Overview
- Manufacturer: ACE EV Group
- Production: 2022 (to commence)
- Assembly: Australia: Adelaide, South Australia

Body and chassis
- Class: City car
- Body style: 3-door hatchback
- Layout: All wheel drive

Powertrain
- Battery: 23 kWh
- Electric range: 150–200 km (93–124 mi)

= ACE Urban =

The ACE Urban is an electric city car produced by the ACE EV Group from 2022.

==Overview==
In addition to the Yewt and Cargo, the Australian startup ACE that aims to develop electric cars in 2019 also introduced a small passenger car called the Urban. Like the two aforementioned models, the car adopted oval proportions with two-tone body paint and an upturned window line. The vehicle can transport up to 4 people.

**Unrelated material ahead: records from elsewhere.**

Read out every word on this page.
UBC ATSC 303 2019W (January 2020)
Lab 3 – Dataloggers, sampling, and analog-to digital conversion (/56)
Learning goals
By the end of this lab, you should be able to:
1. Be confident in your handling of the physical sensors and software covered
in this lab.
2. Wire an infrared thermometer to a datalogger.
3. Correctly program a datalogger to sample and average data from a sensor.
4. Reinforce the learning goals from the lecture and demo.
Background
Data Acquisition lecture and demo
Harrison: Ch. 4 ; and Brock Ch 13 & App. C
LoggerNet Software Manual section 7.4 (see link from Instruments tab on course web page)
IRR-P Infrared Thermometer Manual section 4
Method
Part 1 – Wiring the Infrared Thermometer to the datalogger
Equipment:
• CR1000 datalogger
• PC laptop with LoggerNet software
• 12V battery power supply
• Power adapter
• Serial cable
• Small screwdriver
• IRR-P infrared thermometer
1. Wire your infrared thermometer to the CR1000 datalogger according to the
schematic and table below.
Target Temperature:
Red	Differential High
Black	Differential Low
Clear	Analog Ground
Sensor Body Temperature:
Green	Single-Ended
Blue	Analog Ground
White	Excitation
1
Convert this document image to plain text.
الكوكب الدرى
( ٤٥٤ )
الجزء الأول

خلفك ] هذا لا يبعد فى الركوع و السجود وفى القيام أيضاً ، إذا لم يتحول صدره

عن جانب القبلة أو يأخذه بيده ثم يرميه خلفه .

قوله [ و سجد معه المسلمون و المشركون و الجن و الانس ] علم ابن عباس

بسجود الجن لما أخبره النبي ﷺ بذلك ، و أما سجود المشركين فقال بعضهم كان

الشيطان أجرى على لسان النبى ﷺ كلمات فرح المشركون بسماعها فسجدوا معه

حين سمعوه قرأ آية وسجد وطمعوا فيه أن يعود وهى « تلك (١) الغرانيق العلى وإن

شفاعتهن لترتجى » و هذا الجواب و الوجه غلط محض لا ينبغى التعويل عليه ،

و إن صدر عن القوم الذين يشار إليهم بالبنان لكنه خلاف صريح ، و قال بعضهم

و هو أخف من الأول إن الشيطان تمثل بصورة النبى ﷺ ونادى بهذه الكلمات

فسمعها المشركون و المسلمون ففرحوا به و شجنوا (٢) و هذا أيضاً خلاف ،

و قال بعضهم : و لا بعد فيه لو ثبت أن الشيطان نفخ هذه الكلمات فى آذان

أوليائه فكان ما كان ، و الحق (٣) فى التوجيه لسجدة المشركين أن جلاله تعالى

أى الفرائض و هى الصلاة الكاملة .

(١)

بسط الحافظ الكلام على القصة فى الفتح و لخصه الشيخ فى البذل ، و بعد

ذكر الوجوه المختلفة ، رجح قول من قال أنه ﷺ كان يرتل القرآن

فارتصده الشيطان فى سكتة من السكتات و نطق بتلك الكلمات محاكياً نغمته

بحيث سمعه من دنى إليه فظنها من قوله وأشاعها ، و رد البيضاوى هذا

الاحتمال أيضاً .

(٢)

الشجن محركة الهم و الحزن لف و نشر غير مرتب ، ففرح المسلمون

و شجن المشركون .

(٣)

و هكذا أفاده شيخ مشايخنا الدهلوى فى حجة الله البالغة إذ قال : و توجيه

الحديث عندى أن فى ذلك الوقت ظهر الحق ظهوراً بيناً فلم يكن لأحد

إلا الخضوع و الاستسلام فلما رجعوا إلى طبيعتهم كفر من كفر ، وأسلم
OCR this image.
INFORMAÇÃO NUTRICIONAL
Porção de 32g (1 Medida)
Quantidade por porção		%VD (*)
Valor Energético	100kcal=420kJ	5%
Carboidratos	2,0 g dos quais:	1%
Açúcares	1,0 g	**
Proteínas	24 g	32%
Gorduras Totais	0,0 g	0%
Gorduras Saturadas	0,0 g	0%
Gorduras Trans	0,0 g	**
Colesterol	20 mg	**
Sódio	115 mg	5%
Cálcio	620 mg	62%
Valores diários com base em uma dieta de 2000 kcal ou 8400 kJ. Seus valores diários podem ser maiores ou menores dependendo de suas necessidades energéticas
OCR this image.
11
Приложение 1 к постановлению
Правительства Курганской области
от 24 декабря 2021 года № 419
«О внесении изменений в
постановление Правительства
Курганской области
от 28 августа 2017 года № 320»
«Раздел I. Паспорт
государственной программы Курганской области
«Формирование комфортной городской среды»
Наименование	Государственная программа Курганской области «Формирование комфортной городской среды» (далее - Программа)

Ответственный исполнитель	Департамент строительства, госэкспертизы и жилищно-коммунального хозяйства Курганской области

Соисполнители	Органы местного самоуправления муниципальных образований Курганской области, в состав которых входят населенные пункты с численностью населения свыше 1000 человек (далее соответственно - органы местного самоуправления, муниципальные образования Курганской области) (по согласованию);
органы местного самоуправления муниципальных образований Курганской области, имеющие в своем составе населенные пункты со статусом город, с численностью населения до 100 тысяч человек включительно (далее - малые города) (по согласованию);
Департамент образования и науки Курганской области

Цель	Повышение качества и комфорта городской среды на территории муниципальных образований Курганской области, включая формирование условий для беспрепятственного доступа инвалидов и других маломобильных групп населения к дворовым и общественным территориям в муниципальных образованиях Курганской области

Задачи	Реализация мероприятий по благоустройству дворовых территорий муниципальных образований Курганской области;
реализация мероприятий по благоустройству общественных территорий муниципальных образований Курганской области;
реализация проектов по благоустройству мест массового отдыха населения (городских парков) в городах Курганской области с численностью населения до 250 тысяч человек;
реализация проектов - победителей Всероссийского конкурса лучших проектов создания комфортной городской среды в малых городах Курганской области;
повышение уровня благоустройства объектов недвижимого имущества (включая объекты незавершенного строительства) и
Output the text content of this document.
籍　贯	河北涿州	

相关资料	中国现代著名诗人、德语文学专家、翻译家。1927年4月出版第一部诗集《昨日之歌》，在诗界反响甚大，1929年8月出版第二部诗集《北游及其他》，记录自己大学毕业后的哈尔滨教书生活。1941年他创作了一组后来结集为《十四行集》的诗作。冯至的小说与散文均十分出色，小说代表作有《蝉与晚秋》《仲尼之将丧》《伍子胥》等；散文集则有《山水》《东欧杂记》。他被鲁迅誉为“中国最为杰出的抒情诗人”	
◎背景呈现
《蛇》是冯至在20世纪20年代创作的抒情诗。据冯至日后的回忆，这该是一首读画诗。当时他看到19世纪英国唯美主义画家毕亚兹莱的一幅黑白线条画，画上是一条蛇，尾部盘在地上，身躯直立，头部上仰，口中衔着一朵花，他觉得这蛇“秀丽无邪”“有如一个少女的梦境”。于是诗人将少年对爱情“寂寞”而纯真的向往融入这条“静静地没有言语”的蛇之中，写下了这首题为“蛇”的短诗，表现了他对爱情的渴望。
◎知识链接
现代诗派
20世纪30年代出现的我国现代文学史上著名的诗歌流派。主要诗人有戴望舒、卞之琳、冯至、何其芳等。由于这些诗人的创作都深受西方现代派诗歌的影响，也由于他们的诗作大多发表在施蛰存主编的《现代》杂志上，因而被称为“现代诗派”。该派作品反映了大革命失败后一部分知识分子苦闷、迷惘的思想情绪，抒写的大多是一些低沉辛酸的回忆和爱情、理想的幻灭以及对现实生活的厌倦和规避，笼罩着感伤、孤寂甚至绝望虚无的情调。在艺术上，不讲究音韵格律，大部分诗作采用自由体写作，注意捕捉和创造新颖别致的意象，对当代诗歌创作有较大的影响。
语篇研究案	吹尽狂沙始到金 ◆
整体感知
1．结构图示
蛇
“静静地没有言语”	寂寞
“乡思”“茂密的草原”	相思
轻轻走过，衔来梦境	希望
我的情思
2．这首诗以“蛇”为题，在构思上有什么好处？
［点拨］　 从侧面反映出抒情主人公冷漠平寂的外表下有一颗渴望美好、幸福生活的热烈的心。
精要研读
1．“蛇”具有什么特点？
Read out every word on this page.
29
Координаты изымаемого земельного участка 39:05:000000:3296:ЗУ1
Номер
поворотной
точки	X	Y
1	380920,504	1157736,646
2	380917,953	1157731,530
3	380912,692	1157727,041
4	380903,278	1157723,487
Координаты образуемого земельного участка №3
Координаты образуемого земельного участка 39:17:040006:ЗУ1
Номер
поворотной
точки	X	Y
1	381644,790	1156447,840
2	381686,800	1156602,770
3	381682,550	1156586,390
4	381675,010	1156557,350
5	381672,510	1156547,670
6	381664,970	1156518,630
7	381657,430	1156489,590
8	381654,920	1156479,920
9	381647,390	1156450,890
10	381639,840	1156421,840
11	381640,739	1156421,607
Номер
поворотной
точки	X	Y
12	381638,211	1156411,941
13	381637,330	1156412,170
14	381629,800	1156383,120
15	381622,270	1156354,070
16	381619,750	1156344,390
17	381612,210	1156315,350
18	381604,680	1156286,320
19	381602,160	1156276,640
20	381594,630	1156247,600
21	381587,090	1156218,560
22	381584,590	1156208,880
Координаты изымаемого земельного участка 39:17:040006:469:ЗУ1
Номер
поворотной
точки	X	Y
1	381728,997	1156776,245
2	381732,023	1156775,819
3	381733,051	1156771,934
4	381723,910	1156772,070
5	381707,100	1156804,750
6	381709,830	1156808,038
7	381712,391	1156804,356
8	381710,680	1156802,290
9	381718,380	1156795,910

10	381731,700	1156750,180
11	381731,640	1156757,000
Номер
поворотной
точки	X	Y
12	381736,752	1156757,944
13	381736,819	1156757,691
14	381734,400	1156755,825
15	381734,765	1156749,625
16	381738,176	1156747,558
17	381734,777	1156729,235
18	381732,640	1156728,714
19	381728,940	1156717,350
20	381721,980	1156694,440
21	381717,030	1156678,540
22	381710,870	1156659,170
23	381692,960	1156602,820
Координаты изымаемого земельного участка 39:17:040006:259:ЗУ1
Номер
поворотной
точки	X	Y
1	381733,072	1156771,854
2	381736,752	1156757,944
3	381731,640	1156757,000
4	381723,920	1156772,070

Pre-orders of the Urban opened in February 2021, and as of late 2020 it is expected to reach its first customers in Australia in mid-2022. The vehicle is to be manufactured in Adelaide, along with the company's other products.

== Specifications ==
Like other models in the ACE range, the Urban hatchback offers a range of 150-200 km on a single charge, depending on driving style. Also, the Urban has a maximum speed of 100 km/h and also takes up to 8 hours to charge. The Urban starts at $35,995 AUD with available options such as heated seats and soft carpeting. Notably, power-assisted steering is a non-standard option.